To demonstrate how these principals operate in a relationship I'd like to share with you the dynamics of a couple I worked with a few years ago. She was a Scorpio with five of her ten planets in that sign and he was a Taurus with the same amount of planets in Taurus. As you can see from the diagram Taurus and Scorpio are opposite each other and their was a classic example of the opposition relationship. In this kind of relationship, which is quite common, (remember the old adage, opposites attract?) The couple often draws the opposite to them for the purpose of healing and becoming whole. What happens many times though, is that the couple ends up spending most of their time making the other person's reality wrong!

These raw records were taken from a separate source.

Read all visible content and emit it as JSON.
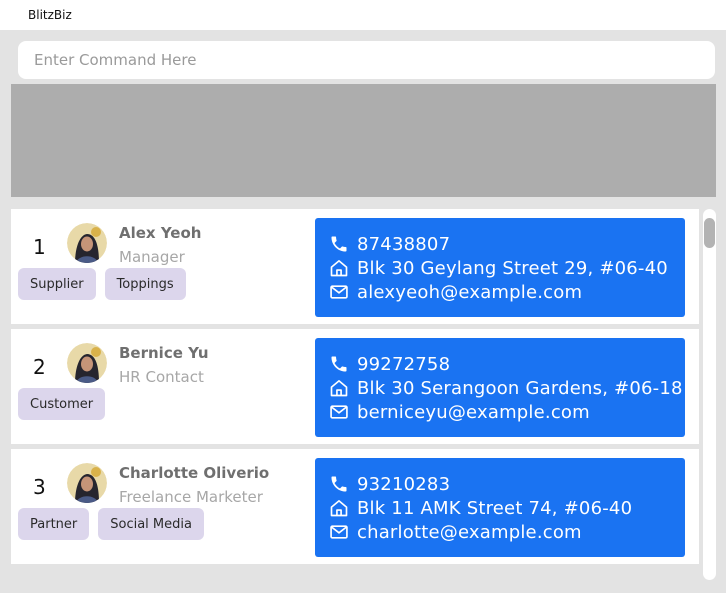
{
  "app": {
    "title": "BlitzBiz"
  },
  "command": {
    "placeholder": "Enter Command Here",
    "value": ""
  },
  "contacts": [
    {
      "index": "1",
      "name": "Alex Yeoh",
      "role": "Manager",
      "tags": [
        "Supplier",
        "Toppings"
      ],
      "phone": "87438807",
      "address": "Blk 30 Geylang Street 29, #06-40",
      "email": "alexyeoh@example.com"
    },
    {
      "index": "2",
      "name": "Bernice Yu",
      "role": "HR Contact",
      "tags": [
        "Customer"
      ],
      "phone": "99272758",
      "address": "Blk 30 Serangoon Gardens, #06-18",
      "email": "berniceyu@example.com"
    },
    {
      "index": "3",
      "name": "Charlotte Oliverio",
      "role": "Freelance Marketer",
      "tags": [
        "Partner",
        "Social Media"
      ],
      "phone": "93210283",
      "address": "Blk 11 AMK Street 74, #06-40",
      "email": "charlotte@example.com"
    }
  ],
  "colors": {
    "info_card": "#1a73f2",
    "tag": "#dcd6ec",
    "result_box": "#adadad"
  },
  "icons": {
    "phone": "phone-icon",
    "address": "home-icon",
    "email": "mail-icon",
    "avatar": "avatar"
  }
}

In this case she was the emotionally expressive one in the relationship and tended to be kind of "spacey" and quite ungrounded in her body. He was the epitome of the "classic" rational "I do not believe it without I see it" type of guy. He was not interested or capable at the time of "being with" her deep, emotional material and she was not able to see the positive aspects of his earthy qualities. This is not to say that the opposition relationship will not work. It is just more challenging as it requires that both partners honor and accept the gift that their partner is offering them. It also takes great discipline to consciously develop the parts of ourselves that may be over developed in our partner so that we do not need them to be whole ourselves.
The square relationship is also quite common and I call it the "growth through confrontation" relationship. The crux of this relationship is that each partner challenges the other to keep growing often through confrontation and conflict! In the square relationship it often sees that the couple undermines and thwarts the best intentions of each other. The positive side of this type of relationship is that that it provides a lot of energy and motivation to break out of old ways of relating. The only problem is that it can be very painful for all of those involved. Neverheless, for those that are really committed to growing both individually and as a couple and who like a lot of fireworks in their relationship, the square relationship can be quite dynamic and can produce a lot of breakthroughs.
The conjunct relationship, or relationships that share the same sign, are the most rare and probably the most challenging. Since each partner is similar in many ways there is a compelling pull to merge with the other and to blur the boundaries that give rise to individuality. Objectivity tend to get thrown out the window and it becomes very challenging for the couple to distinguish where they stand in relation to each other. The reward of this balancing act is a relationship that reflects a singleness of purpose, and an intensity that provides motivation for accomplishing a lot together.
Interestingly enough the "easy" relationships, the trine relationship (both partners in the same element) and the sextile relationship (fire with any air outside one's own diagram, or water with any earth element outside one's own diagram) are not as common as the more challenging relationships We've been discussing. Maybe this accounts for the high divorce rate that exists in this country! Perhaps we choose the challenging relationships to move beyond what familiar patterns of relationship have been. Since one of the gifts of being in relationship is the opportunity to grow both individually and in relation to others maybe we need that extra challenge to really motivate us to change and grow.